Natives, residents and leaders of “the quaint little town that time forgot” came together to make sure a long-held tradition will not be forgotten.

Mendota Days, which dates back to the 1970s and brings people from all around the Twin Cities to celebrate the historic city as one of the original settlements of the state, was in danger of being canceled this year because of lack of funds and volunteers.

The city formed a Save Mendota Days committee in April and was fighting against the hourglass to at least have a downsized version of the celebration.

The result: the rebirth of Mendota Days, now called “Mendota Day,” to be held July 13. Despite having a population of less than 200, there was enough momentum to save the event.
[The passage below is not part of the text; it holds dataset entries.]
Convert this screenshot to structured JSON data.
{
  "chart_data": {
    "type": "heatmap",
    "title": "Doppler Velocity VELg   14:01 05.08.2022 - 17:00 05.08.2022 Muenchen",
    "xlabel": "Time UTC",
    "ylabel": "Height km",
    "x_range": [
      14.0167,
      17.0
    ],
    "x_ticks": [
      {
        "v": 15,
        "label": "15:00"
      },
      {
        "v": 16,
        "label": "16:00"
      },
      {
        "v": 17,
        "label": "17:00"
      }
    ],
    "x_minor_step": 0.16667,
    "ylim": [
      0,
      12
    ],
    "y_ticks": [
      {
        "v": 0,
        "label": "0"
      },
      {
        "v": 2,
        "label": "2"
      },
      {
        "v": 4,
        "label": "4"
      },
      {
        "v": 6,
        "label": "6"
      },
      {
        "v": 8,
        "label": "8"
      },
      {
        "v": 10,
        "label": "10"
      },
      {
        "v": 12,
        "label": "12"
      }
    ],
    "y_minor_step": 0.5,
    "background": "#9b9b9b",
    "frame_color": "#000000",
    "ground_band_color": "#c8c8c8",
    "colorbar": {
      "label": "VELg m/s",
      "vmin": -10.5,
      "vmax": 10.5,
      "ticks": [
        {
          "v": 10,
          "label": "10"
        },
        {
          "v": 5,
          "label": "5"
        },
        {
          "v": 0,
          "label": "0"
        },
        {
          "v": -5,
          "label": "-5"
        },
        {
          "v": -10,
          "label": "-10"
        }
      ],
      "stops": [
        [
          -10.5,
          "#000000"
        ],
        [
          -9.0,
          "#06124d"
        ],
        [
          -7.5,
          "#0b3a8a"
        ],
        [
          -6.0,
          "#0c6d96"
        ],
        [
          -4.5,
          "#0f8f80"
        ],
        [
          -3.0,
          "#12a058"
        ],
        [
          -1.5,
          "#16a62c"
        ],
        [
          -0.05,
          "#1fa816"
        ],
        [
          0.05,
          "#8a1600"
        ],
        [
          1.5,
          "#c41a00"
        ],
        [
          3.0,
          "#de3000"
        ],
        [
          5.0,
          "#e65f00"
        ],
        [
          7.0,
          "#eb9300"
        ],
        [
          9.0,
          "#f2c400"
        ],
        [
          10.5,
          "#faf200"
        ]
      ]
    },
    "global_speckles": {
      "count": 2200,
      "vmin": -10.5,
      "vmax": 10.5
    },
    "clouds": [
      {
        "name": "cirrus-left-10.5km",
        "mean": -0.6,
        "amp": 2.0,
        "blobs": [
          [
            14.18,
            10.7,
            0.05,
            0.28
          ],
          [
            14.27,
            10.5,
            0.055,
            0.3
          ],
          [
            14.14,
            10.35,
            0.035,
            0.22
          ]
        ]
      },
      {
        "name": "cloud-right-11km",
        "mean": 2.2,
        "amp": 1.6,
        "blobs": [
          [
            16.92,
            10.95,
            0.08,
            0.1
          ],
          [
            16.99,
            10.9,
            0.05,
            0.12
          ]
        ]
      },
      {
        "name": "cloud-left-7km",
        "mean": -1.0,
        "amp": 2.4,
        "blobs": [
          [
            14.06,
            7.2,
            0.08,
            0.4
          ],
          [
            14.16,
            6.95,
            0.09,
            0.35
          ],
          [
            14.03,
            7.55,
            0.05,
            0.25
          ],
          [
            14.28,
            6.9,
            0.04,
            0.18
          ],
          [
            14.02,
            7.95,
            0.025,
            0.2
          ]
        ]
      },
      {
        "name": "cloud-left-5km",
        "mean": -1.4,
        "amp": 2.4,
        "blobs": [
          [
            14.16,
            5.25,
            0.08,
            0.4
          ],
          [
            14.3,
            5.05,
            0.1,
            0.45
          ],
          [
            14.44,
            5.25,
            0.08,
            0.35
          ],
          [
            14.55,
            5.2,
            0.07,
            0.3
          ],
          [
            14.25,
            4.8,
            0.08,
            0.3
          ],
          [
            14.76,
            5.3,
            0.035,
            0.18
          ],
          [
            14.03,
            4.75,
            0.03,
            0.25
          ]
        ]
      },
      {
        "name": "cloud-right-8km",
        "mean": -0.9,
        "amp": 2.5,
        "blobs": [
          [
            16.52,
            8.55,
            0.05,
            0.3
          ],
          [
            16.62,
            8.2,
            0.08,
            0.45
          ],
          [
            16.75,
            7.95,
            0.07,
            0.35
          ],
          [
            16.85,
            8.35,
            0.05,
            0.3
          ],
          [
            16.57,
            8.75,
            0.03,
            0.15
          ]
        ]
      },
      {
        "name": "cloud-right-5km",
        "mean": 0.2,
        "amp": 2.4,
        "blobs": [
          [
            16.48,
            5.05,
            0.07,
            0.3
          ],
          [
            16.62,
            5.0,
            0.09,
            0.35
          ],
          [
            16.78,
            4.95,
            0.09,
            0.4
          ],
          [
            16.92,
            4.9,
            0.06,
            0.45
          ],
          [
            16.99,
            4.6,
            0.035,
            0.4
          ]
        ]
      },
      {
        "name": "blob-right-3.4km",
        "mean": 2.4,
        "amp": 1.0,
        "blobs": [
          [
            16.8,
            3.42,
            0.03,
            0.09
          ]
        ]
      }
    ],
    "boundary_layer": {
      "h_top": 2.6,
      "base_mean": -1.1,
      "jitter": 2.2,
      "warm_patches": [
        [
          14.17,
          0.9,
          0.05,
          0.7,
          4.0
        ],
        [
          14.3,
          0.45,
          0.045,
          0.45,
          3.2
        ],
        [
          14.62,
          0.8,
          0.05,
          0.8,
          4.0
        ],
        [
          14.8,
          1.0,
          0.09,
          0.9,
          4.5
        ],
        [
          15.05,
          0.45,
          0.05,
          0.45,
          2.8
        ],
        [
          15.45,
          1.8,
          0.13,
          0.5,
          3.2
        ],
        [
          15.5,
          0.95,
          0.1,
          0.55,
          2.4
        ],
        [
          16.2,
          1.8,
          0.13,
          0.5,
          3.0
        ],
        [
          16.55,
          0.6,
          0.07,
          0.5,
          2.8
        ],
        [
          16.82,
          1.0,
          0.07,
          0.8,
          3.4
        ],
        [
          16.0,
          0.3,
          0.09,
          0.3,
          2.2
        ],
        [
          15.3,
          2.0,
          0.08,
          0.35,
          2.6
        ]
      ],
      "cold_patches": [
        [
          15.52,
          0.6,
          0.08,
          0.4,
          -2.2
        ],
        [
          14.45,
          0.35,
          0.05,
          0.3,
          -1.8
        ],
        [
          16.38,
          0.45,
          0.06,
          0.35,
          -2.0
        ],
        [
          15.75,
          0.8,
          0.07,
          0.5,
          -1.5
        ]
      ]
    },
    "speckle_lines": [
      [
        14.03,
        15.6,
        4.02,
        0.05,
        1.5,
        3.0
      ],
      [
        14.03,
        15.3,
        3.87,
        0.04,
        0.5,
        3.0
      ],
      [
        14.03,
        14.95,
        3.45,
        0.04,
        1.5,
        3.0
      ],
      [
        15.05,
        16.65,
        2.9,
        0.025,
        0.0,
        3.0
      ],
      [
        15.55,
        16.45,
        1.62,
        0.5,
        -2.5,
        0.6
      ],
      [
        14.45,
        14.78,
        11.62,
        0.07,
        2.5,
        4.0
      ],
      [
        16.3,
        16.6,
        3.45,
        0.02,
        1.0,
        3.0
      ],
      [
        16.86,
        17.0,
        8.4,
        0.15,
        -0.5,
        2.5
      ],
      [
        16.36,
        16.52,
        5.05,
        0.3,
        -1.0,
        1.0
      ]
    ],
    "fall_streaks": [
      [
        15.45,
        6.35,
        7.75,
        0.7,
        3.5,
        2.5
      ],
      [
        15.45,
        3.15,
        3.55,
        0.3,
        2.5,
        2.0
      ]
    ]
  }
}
“We feel lucky and blessed that it’s all coming together,” said Mendota Mayor Brian Mielke. “We’re getting an outpouring of support and offerings, and we know that Mendota has touched people in a lot of ways at some point.”

When news of the struggle surfaced, support followed, including a $1,000 donation by a World War II veteran who was stationed at Fort Snelling and has fond memories of Mendota. Other individuals, businesses and organizations from the area pooled their resources and time.
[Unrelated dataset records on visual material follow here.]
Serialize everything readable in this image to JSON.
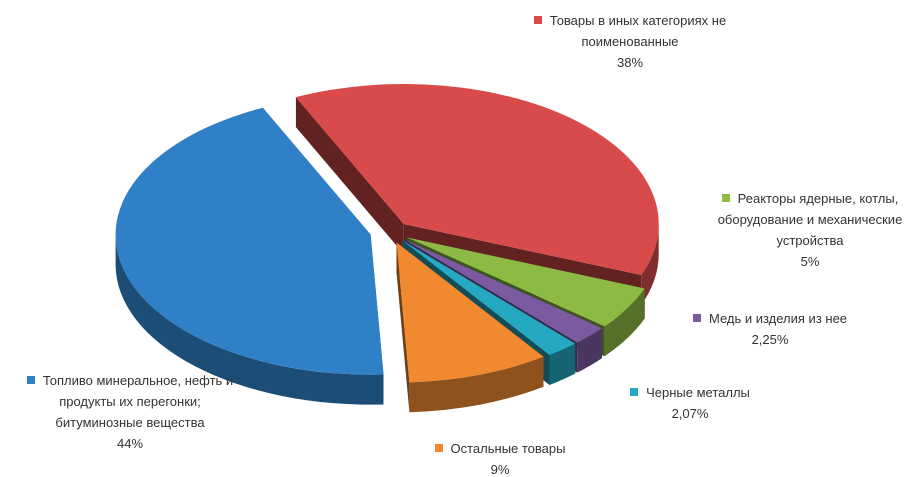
{
  "chart_data": {
    "type": "pie",
    "categories": [
      "Товары в иных категориях не поименованные",
      "Реакторы ядерные, котлы, оборудование и механические устройства",
      "Медь и изделия из нее",
      "Черные металлы",
      "Остальные товары",
      "Топливо минеральное, нефть и продукты их перегонки; битуминозные вещества"
    ],
    "values": [
      38,
      5,
      2.25,
      2.07,
      9,
      44
    ],
    "value_labels": [
      "38%",
      "5%",
      "2,25%",
      "2,07%",
      "9%",
      "44%"
    ],
    "colors": [
      "#d94b4b",
      "#8dba43",
      "#7b5aa0",
      "#25a9c2",
      "#f0892f",
      "#2f80c6"
    ]
  }
}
“A new blood has taken this event over,” Mielke said.

When the Mendota VFW and Lucky’s 13 Pub, which organized and funded the event for years, were losing thousands of dollars on parades, bands and other amenities, they were forced to forfeit the responsibility and pass it on to the city. City Council member Erick Lehet led the three-person Save Mendota Days committee.

“There is definitely a learning curve to putting this on,” Lehet said, adding that next year, they’ll be able to plan earlier.
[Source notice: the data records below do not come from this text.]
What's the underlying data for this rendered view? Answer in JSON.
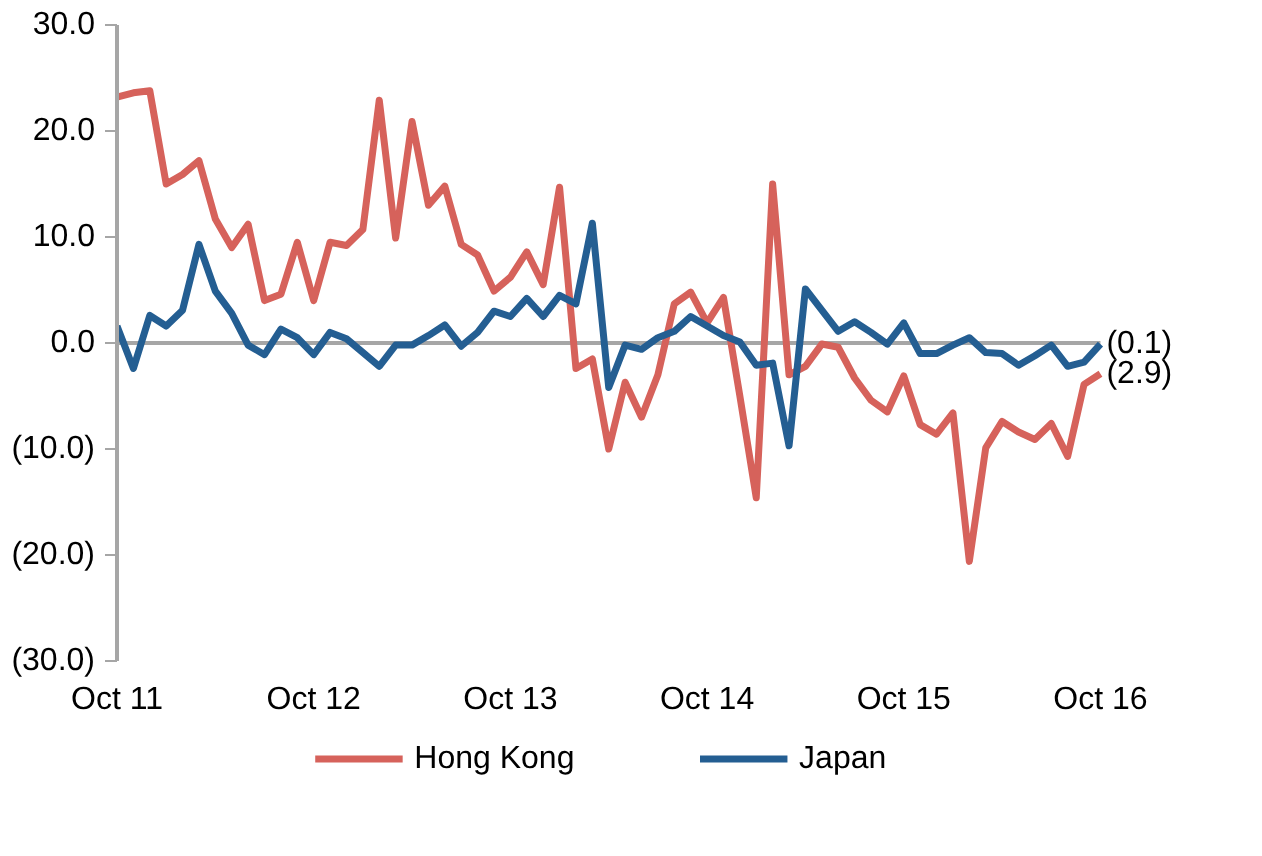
{
  "chart_data": {
    "type": "line",
    "categories": [
      "Oct 11",
      null,
      null,
      null,
      null,
      null,
      null,
      null,
      null,
      null,
      null,
      null,
      "Oct 12",
      null,
      null,
      null,
      null,
      null,
      null,
      null,
      null,
      null,
      null,
      null,
      "Oct 13",
      null,
      null,
      null,
      null,
      null,
      null,
      null,
      null,
      null,
      null,
      null,
      "Oct 14",
      null,
      null,
      null,
      null,
      null,
      null,
      null,
      null,
      null,
      null,
      null,
      "Oct 15",
      null,
      null,
      null,
      null,
      null,
      null,
      null,
      null,
      null,
      null,
      null,
      "Oct 16"
    ],
    "series": [
      {
        "name": "Hong Kong",
        "color": "#d6625b",
        "values": [
          23.2,
          23.6,
          23.8,
          15.0,
          15.9,
          17.2,
          11.7,
          9.0,
          11.2,
          4.0,
          4.6,
          9.5,
          4.0,
          9.5,
          9.2,
          10.7,
          22.9,
          9.9,
          20.9,
          13.0,
          14.8,
          9.3,
          8.3,
          4.9,
          6.2,
          8.6,
          5.5,
          14.7,
          -2.4,
          -1.5,
          -10.0,
          -3.7,
          -7.0,
          -3.0,
          3.7,
          4.8,
          1.9,
          4.3,
          -5.0,
          -14.6,
          15.0,
          -3.0,
          -2.2,
          -0.1,
          -0.4,
          -3.3,
          -5.4,
          -6.5,
          -3.1,
          -7.7,
          -8.6,
          -6.6,
          -20.6,
          -9.9,
          -7.4,
          -8.4,
          -9.1,
          -7.6,
          -10.7,
          -3.9,
          -2.9
        ]
      },
      {
        "name": "Japan",
        "color": "#245e92",
        "values": [
          1.6,
          -2.4,
          2.6,
          1.6,
          3.1,
          9.3,
          4.9,
          2.8,
          -0.2,
          -1.1,
          1.3,
          0.5,
          -1.1,
          1.0,
          0.4,
          -0.9,
          -2.2,
          -0.2,
          -0.2,
          0.7,
          1.7,
          -0.3,
          1.0,
          3.0,
          2.5,
          4.2,
          2.5,
          4.5,
          3.7,
          11.3,
          -4.2,
          -0.2,
          -0.6,
          0.5,
          1.1,
          2.5,
          1.6,
          0.7,
          0.1,
          -2.1,
          -1.9,
          -9.7,
          5.1,
          3.1,
          1.1,
          2.0,
          1.0,
          -0.1,
          1.9,
          -1.0,
          -1.0,
          -0.2,
          0.5,
          -0.9,
          -1.0,
          -2.1,
          -1.2,
          -0.2,
          -2.2,
          -1.8,
          -0.1
        ]
      }
    ],
    "annotations": [
      {
        "text": "(0.1)",
        "x": "Oct 16",
        "y": -0.1
      },
      {
        "text": "(2.9)",
        "x": "Oct 16",
        "y": -2.9
      }
    ],
    "ylim": [
      -30,
      30
    ],
    "yticks": [
      {
        "value": -30,
        "label": "(30.0)"
      },
      {
        "value": -20,
        "label": "(20.0)"
      },
      {
        "value": -10,
        "label": "(10.0)"
      },
      {
        "value": 0,
        "label": "0.0"
      },
      {
        "value": 10,
        "label": "10.0"
      },
      {
        "value": 20,
        "label": "20.0"
      },
      {
        "value": 30,
        "label": "30.0"
      }
    ],
    "ref_lines": [
      {
        "axis": "y",
        "value": 0,
        "color": "#a6a6a6"
      }
    ],
    "legend": "bottom"
  }
}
The other members of the committee were council Member Josh Lee and Mendota resident Hayley Bester. The three worked on researching past Mendota Days, meeting with former organizers and healing wounds between the city and some local businesses.

“Mendota Days has been something the community has looked forward to every second Saturday in July,” Bester said. “We hope our efforts breathe new life into Mendota Days and we can continue to bring new ideas, contests and activities to the event in the coming years to provide a fun day of camaraderie for this big-hearted community.”

Bands were the largest expense in the past. Now, with three pro bono bands lined up, “everything else kind of came together,” said Tom Kraack, lead singer of The Patience Band, who immediately volunteered to play at the festival. Kraack is a native and resident of Mendota Heights, and other band members grew up in the area.

“We just really wanted to be a supporter for what is such a historic occasion, and has always been a very fun event,” Kraack said. “You can’t escape the historic presence of the little town of Mendota. Growing up around here, you sometimes take it for granted. But it has great history, and you really want to celebrate that.”

The possibility the event would be history this year was becoming more of a reality given that new organizers had only two months to put it together.

Mielke says he and the community are thrilled, honored and surprised by the burst of support.

“We’re excited to still have a community event that will bring people to our town, expose newbies to it, and expand the overall awareness of Mendota,” he said. “There’s already talk of how we can expand it in 2014.”